Poetic note. “The World Is Too Much With Us” is a sonnet by William Wordsworth, first published in 1807; in it, the poet maintains that industrial society has damaged the connection between people and nature and replaced it with getting and spending.

5 Responses to “The world is too much with me”

  1. Lise Menn Says:

    Bill Bright’s last language venture was some months of collaboration on Timucua before his left-hemisphere brain tumor made further work on any language impossible. I don’t recall who he worked with…

  2. Konnie F. Says:

    sending you love and support! thank you for sharing, it’s very important for me to hear LGBTQ+ voices in academia, especially in linguistics 💙

    • arnold zwicky Says:

      Thank you. This is sort of one of my jobs, and I’ve been in this business since 1970 — thriving through the protections of academic freedom, which were (this is very important) vigorously supported by the deanery at Ohio State; and through the strategy of being radically open about everything in my life, so that the cops and other malevolent actors were unable to ruin me.

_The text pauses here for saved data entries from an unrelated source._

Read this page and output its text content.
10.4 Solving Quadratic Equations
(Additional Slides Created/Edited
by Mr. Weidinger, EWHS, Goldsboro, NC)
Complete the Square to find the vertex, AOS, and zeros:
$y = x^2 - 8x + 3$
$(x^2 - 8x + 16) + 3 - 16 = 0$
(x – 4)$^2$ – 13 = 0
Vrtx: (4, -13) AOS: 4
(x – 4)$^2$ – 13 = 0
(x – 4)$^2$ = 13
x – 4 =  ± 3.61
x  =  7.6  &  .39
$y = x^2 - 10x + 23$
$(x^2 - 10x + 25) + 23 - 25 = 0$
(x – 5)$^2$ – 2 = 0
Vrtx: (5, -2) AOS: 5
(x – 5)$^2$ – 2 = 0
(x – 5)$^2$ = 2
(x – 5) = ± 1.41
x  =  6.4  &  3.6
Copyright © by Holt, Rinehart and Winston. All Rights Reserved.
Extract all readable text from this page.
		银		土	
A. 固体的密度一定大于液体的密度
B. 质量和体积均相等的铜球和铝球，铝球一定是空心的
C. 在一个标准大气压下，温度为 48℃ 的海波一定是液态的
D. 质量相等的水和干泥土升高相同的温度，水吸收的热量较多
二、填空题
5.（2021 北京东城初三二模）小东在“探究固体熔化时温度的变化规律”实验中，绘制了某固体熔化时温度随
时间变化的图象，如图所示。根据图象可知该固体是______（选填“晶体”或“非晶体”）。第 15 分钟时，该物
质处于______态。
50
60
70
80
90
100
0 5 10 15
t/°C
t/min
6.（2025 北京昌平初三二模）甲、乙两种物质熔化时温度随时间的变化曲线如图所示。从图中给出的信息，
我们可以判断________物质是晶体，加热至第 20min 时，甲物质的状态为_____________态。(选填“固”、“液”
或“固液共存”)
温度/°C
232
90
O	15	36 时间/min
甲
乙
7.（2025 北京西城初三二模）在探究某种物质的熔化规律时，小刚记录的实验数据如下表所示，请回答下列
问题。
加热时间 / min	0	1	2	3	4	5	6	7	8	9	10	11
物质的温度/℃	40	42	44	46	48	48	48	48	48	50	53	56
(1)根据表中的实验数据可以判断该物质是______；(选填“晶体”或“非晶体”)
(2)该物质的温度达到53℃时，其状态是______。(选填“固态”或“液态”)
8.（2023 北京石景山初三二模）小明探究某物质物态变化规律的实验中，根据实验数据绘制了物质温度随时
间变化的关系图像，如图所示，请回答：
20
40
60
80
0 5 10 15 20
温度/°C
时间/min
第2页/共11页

      I was extraordinarily lucky — in my family, friends, colleagues, and students — to be able to pursue this program; very few people are so well situated that they can act this way, but my moral principles told me that if I could pull this off, and still maintain a domestic life and a professional life, I had to — for the sake of others I had to make, as John Lewis put it, good trouble.

  3. arnold zwicky Says:

    From comments on this posting on Facebook on 4/4:

    — Aaron Broadwell: Arnold Zwicky was kind enough to write this very sweet column about me. What an inspiration Arnold has been to younger LGBT linguists!

    — AZ: Two things. One: this posting (the first of two, the other still to come) merely passes on simple facts (though I admit to alluding indirectly, with implicit praise, to the moral commitments that have led Aaron to the Timucua project, and much of his other research).

    Two: Aaron managed a deflection maneuver I’ve noted in another context (in an encomium to Rob Podesva) as characteristic of gay men (and many women): turning praise of them back as good words about the person praising them. (I do this myself, a lot.)

    But I thank Aaron for *his* sweet remark; I realize that I’m serving as an example, and the idea sometimes scares the crap out of me, but this is a task I consciously took on 55 years ago …

    By the way, it’s a great pleasure to be able to write encomia of living people (“Give me roses while I live”, the hymn sternly instructs us).